GDP growth slows to 0.1% as unemployment rises, taxes weigh on business confidence….
Britain’s economy cooled further in the third quarter of 2025, according to official data released on Thursday, a setback for the Labour government as it prepares to unveil its first annual budget later this month.
Figures from the Office for National Statistics (ONS) showed that the UK’s Gross Domestic Product (GDP) expanded by 0.1 per cent between July and September, down from 0.3 per cent growth recorded in the previous quarter. The figure also missed analysts’ expectations of 0.2 per cent growth.
The weaker-than-expected result follows data earlier this week showing that the unemployment rate rose to 5.0 per cent in the same period, adding to the economic challenges confronting Prime Minister Keir Starmer’s administration since taking office in July 2024 after 14 years of Conservative rule.
Analysts attribute much of the slowdown to higher business taxes introduced by Finance Minister Rachel Reeves in her first budget last year, a policy that has faced criticism for dampening investment and productivity. Reeves has since suggested that further tax increases, particularly on higher salaries, may be necessary to reduce public debt and strengthen funding for essential services.
“There’s more to do to build an economy that works for working people,” Reeves said in response to the latest ONS figures. “At my budget later this month, I will make the fair decisions to build a strong economy.”
Economists noted that the latest reading represents a sharp slowdown from the 0.7 per cent growth recorded in the first quarter of the year.
Ruth Gregory, Deputy Chief UK Economist at Capital Economics, said the economy is “struggling to gain decent momentum in the face of higher taxes and weak exports,” warning that with more tax rises expected, there is little sign of growth picking up in the short term.
The ONS data also showed that the economy contracted by 0.1 per cent in September, largely due to a cyberattack on carmaker Jaguar Land Rover that disrupted production.

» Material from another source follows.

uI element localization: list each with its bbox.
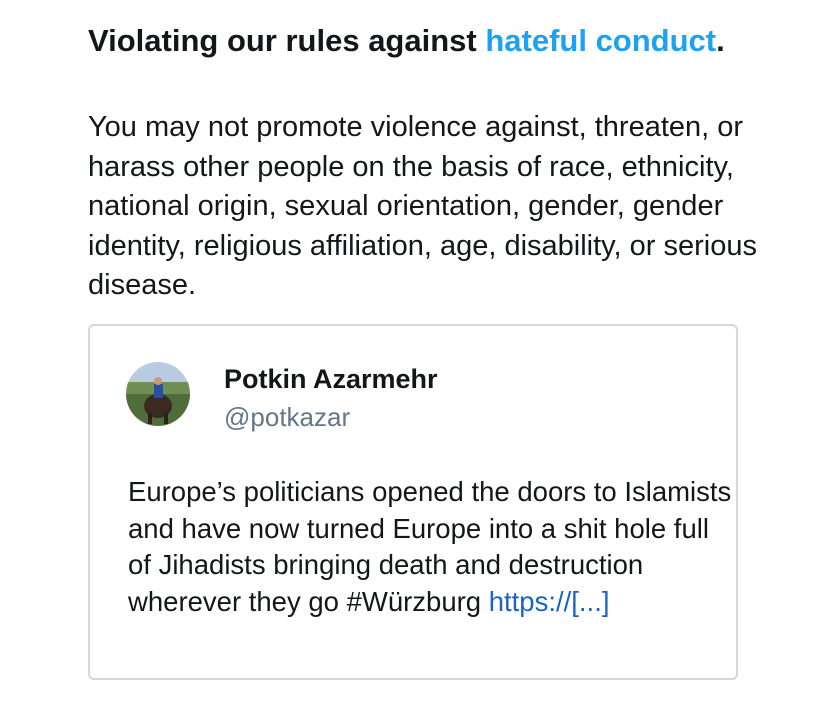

The manufacturing setback was compounded by a downturn in the pharmaceutical industry, while growth in the construction and services sectors also weakened.
“There was a particularly marked fall in car production in September, reflecting the impact of a cyber incident, as well as a decline in the often-erratic pharmaceutical industry,” said Liz McKeown, the ONS’s Director of Economic Statistics.
Despite the sluggish growth, the Bank of England maintained its key interest rate at its November meeting, noting that inflation remains well above its 2 per cent target.
However, Rob Wood, Chief UK Economist at Pantheon Macroeconomics, suggested that the combination of weak growth and soft labour data “all but seals a December rate cut,” as the central bank seeks to support economic recovery.